Again, what kind of maniac would use his leadership position to stimulate violence within and among his own people? Fomenting fear and hatred are Donald Trump’s primary tools of the trade. Goading, taunting, mocking—all the actions known to push people over the edge.
We who remember the cataclysmic assassinations of the 1960s recognize with horror that he has brought America to what is called, chillingly, a trigger moment. Donald Trump has accomplished what he set out to do: make America hate again. And he thinks it’s a joke. At his rally the night the bombs were discovered, he mocked his own earlier statement (read from a Teleprompter) that decried violence and implied that he was all for unity. “By the way, do you see how nice I’m behaving tonight? Have you ever seen this? We’re all behaving very well!” Sick.
What might stop us from plunging into the next tragedy? Paradoxically, the league that Donald Trump hates and that stages the most violent (and most popular!) sport in our country is trying to address this. Consider the National Football League’s Rule Book, Section 3, Article 1, Act (c). It stipulates that, in the course of NFL players’ ferociously aggressive smashing into each other with impunity for sixty minutes each week, there is one thing they are forbidden to do: “Using baiting or taunting acts or words that engender ill will between teams.” One violation gets the offender a penalty and a fine. A second violation gets him thrown out of the game.
We can pray that it doesn’t take an assassination for Donald Trump to get a grip. But don’t count on it. All we can do is what we ourselves can do, which is to re-commit ourselves to understanding. That means to stand under. Not above. Not to look down, to shout down. It means to listen, to inquire, to respect. It means to presume that others’ positions make sense to them, even if not to us. Our task of understanding is to invite them to tell us how they came to their position. And then to seek a compromise where we meet as neighbors and fellow citizens in mutual support of the better angels of America’s nature.
Sadly, compromise is a word that has become tainted. We must uncover its noble origin: “com/promise” = “communal” + “promise”. Communal. Community. Us. We are the people referred to in “government of the people, for the people, by the people.” We must make promises together. And we must hold those in power to account for what they are doing to us. As the Kikuyu adage reminds us, When elephants fight, it is the grass that suffers.
From this day forward, we the people must see to it that no one is elected to power in this country unless they, too, seek first to understand and then to lead in ways that unite the people of the United States of America.

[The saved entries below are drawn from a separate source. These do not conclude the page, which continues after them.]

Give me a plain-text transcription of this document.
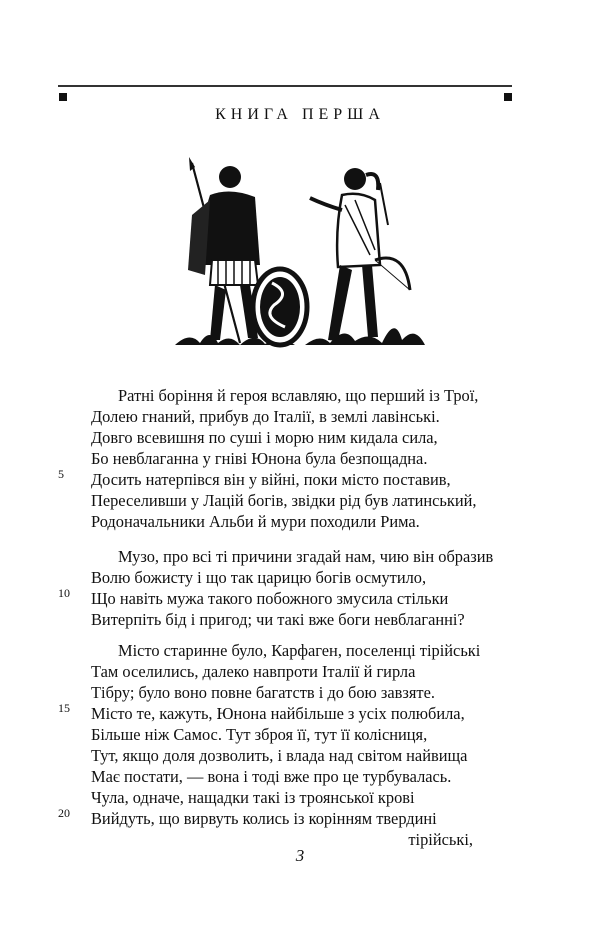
КНИГА ПЕРША
Ратні боріння й героя вславляю, що перший із Трої,
Долею гнаний, прибув до Італії, в землі лавінські.
Довго всевишня по суші і морю ним кидала сила,
Бо невблаганна у гніві Юнона була безпощадна.
5 Досить натерпівся він у війні, поки місто поставив,
Переселивши у Лацій богів, звідки рід був латинський,
Родоначальники Альби й мури походили Рима.
Музо, про всі ті причини згадай нам, чию він образив
Волю божисту і що так царицю богів осмутило,
10 Що навіть мужа такого побожного змусила стільки
Витерпіть бід і пригод; чи такі вже боги невблаганні?
Місто старинне було, Карфаген, поселенці тірійські
Там оселились, далеко навпроти Італії й гирла
Тібру; було воно повне багатств і до бою завзяте.
15 Місто те, кажуть, Юнона найбільше з усіх полюбила,
Більше ніж Самос. Тут зброя її, тут її колісниця,
Тут, якщо доля дозволить, і влада над світом найвища
Має постати, — вона і тоді вже про це турбувалась.
Чула, одначе, нащадки такі із троянської крові
20 Вийдуть, що вирвуть колись із корінням твердині
тірійські,
3
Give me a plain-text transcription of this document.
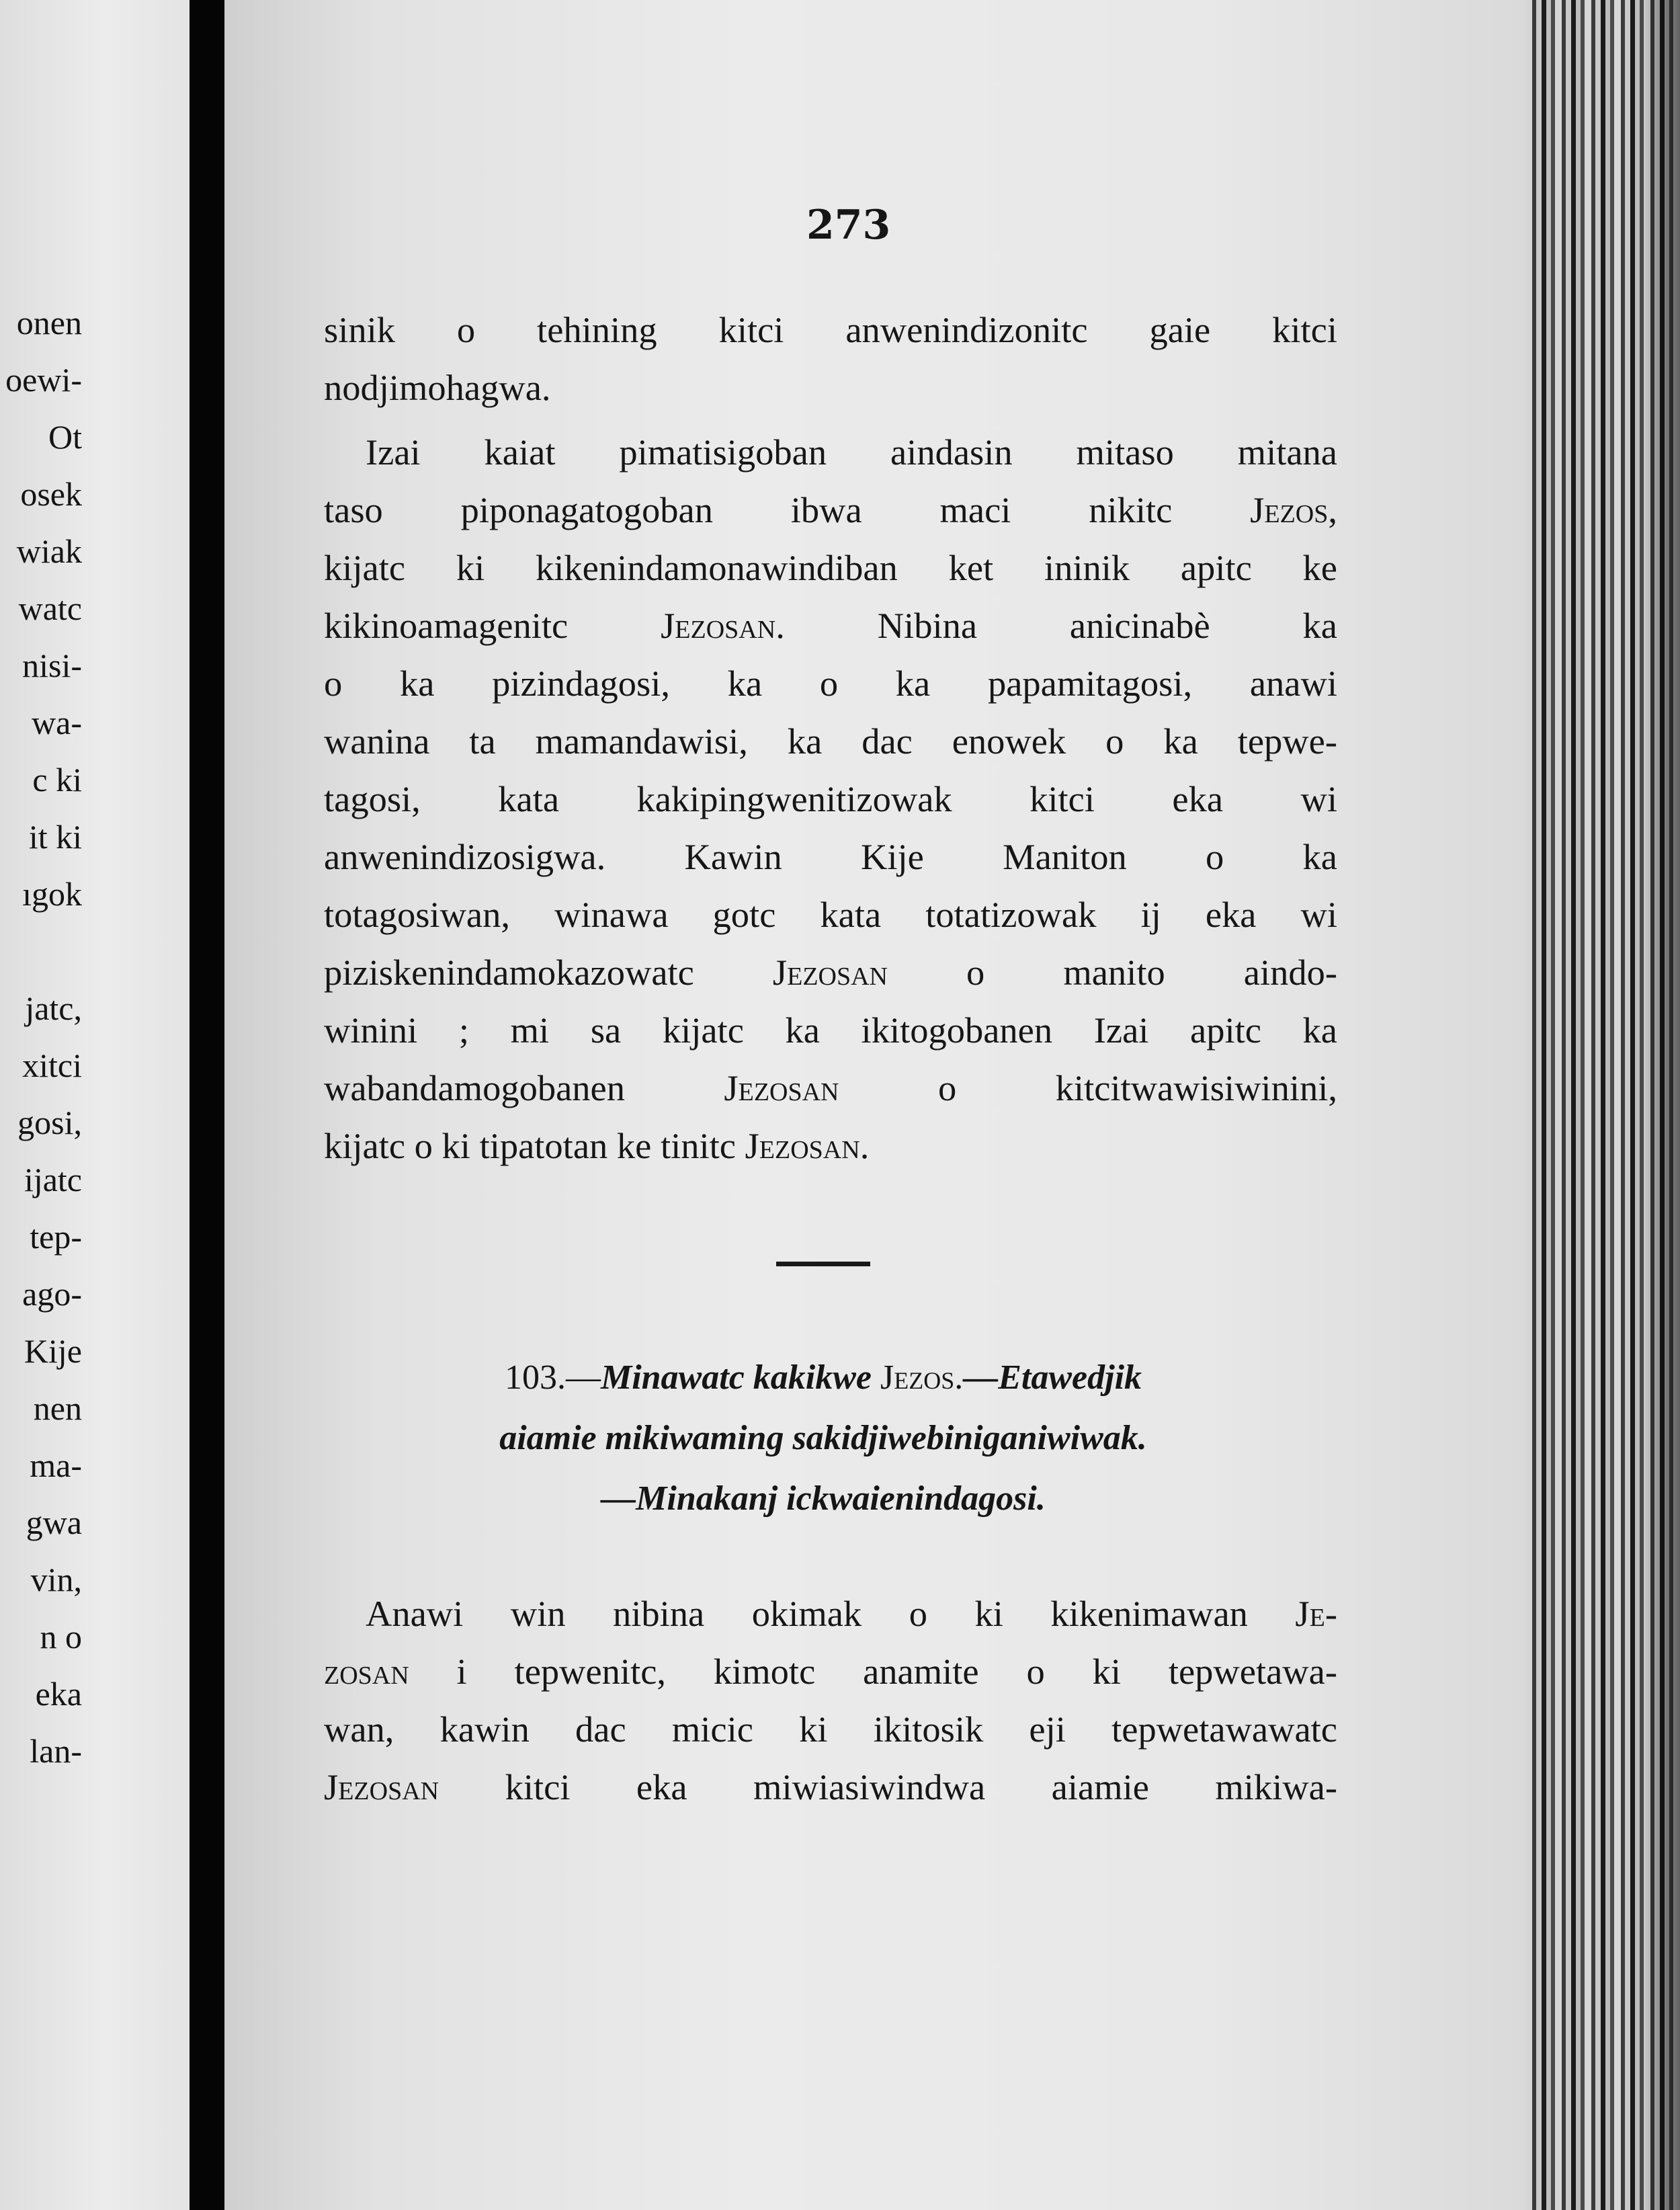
onen

oewi-

Ot

osek

wiak

watc

nisi-

wa-

c ki

it ki

ıgok

jatc,

xitci

gosi,

ijatc

tep-

ago-

Kije

nen

ma-

gwa

vin,

n o

eka

lan-

273

sinik o tehining kitci anwenindizonitc gaie kitci

nodjimohagwa.

Izai kaiat pimatisigoban aindasin mitaso mitana

taso piponagatogoban ibwa maci nikitc Jezos,

kijatc ki kikenindamonawindiban ket ininik apitc ke

kikinoamagenitc Jezosan. Nibina anicinabè ka

o ka pizindagosi, ka o ka papamitagosi, anawi

wanina ta mamandawisi, ka dac enowek o ka tepwe-

tagosi, kata kakipingwenitizowak kitci eka wi

anwenindizosigwa. Kawin Kije Maniton o ka

totagosiwan, winawa gotc kata totatizowak ij eka wi

piziskenindamokazowatc Jezosan o manito aindo-

winini ; mi sa kijatc ka ikitogobanen Izai apitc ka

wabandamogobanen Jezosan o kitcitwawisiwinini,

kijatc o ki tipatotan ke tinitc Jezosan.

103.—Minawatc kakikwe Jezos.—Etawedjik

aiamie mikiwaming sakidjiwebiniganiwiwak.

—Minakanj ickwaienindagosi.

Anawi win nibina okimak o ki kikenimawan Je-

zosan i tepwenitc, kimotc anamite o ki tepwetawa-

wan, kawin dac micic ki ikitosik eji tepwetawawatc

Jezosan kitci eka miwiasiwindwa aiamie mikiwa-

(I don’t know how to feel about the fact that I wrote the first draft of this about a month ago—the working title then was “Something’s Going to Blow”—long before last week’s bombing campaign. It must mean that whatever I was sensing was indeed “in the air” where others were also inhaling it. Some, like me, may have been shuddering in anticipation of the worst. Others, like Cesar Sayoc, sensed it was high time to do their duty to their President. Or, God forbid, are sensing they must stop this President at all costs. When anger and hatred and fear-mongering are that palpable, it is surely a call for all of us to throw ourselves unstintingly into the healing of our country in whatever constructive ways we can. It must be Job #1, or we’re pretty much done for.)